While just one in five of all public complaints about ads related to digital services in 2010, that level rose to almost half (45 per cent) in 2018.
The breakdown, contained in the Advertising Standards Authority of Ireland (ASAI) 2018 report, showed the second most offending media was broadcast with 516 complaints compared to digital media’s 948.
These were followed by outdoor advertising (350) and print media (91), although the scale is probably somewhat reflective of where advertising is most consumed in contemporary media.
In total, the self-regulating ASAI received 1,682 complaints, adjudicating against 72 which were found to be in breach of their code.
While the report does not detail individual ads, one billboard and social media campaign for a nightclub attracted 64 separate complaints last year which were upheld by the watchdog.

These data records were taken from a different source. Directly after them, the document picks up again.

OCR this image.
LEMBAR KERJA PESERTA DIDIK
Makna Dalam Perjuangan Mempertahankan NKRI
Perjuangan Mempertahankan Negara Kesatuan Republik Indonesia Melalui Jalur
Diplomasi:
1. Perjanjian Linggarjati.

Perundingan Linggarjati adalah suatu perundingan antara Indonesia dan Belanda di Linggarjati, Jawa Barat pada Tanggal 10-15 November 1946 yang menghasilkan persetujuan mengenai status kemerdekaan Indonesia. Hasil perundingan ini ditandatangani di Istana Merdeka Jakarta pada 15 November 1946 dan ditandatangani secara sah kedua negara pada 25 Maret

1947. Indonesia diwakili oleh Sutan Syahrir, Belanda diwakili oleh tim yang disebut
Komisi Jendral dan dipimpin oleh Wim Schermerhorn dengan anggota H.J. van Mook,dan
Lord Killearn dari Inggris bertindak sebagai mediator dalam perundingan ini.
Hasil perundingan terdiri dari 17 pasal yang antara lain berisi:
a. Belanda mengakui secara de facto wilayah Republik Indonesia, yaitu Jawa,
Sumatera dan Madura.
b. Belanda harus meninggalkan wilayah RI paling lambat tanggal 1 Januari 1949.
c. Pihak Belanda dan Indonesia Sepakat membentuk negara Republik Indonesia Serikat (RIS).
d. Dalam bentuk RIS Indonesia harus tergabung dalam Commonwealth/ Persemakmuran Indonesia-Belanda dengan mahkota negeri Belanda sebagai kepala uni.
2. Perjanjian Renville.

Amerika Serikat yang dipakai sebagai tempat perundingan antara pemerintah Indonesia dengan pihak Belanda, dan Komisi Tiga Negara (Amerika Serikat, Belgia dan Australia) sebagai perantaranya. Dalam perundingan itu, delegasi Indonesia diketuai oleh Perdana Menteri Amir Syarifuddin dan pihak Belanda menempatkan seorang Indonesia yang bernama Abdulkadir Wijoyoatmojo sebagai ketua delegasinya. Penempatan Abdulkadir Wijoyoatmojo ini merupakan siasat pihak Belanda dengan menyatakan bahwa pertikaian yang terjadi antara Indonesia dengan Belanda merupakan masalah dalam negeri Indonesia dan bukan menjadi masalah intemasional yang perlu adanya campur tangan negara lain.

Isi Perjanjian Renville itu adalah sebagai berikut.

The Donegal nightclub poster featured a close-up rear view of a woman golfer with the text “Liberty’s Your 19th Hole for the Summer”. The ASAI found it had caused “grave and widespread offence”.
The watchdog’s annual report is more statistical in nature – showing the most common category of complaints related to the food and beverage sector (289), leisure (222), and the telecommunications industry (192).
There were 19 categories, excluding “miscellaneous”, with the least offensive proving to be employment and business opportunities, and agriculture. There was a 20 per cent drop in complaints on 2017 although the number of adverts that attracted complaints rose by 8 per cent.
“As the advertising ecosystem continues to evolve, it is imperative that advertising, marketing and all commercial communications do not fall into the trap of mistrust,” said ASAI chairman Sean O’Meara.
Almost two thirds of complainants (63 per cent) believed ads were misleading, while 16 per cent found them offensive.
Members of the public also raised concerns over alcohol advertising, children, food and non-alcoholic beverages, mobile and broadband advertising, and influencers and blogger claims, the Authority said.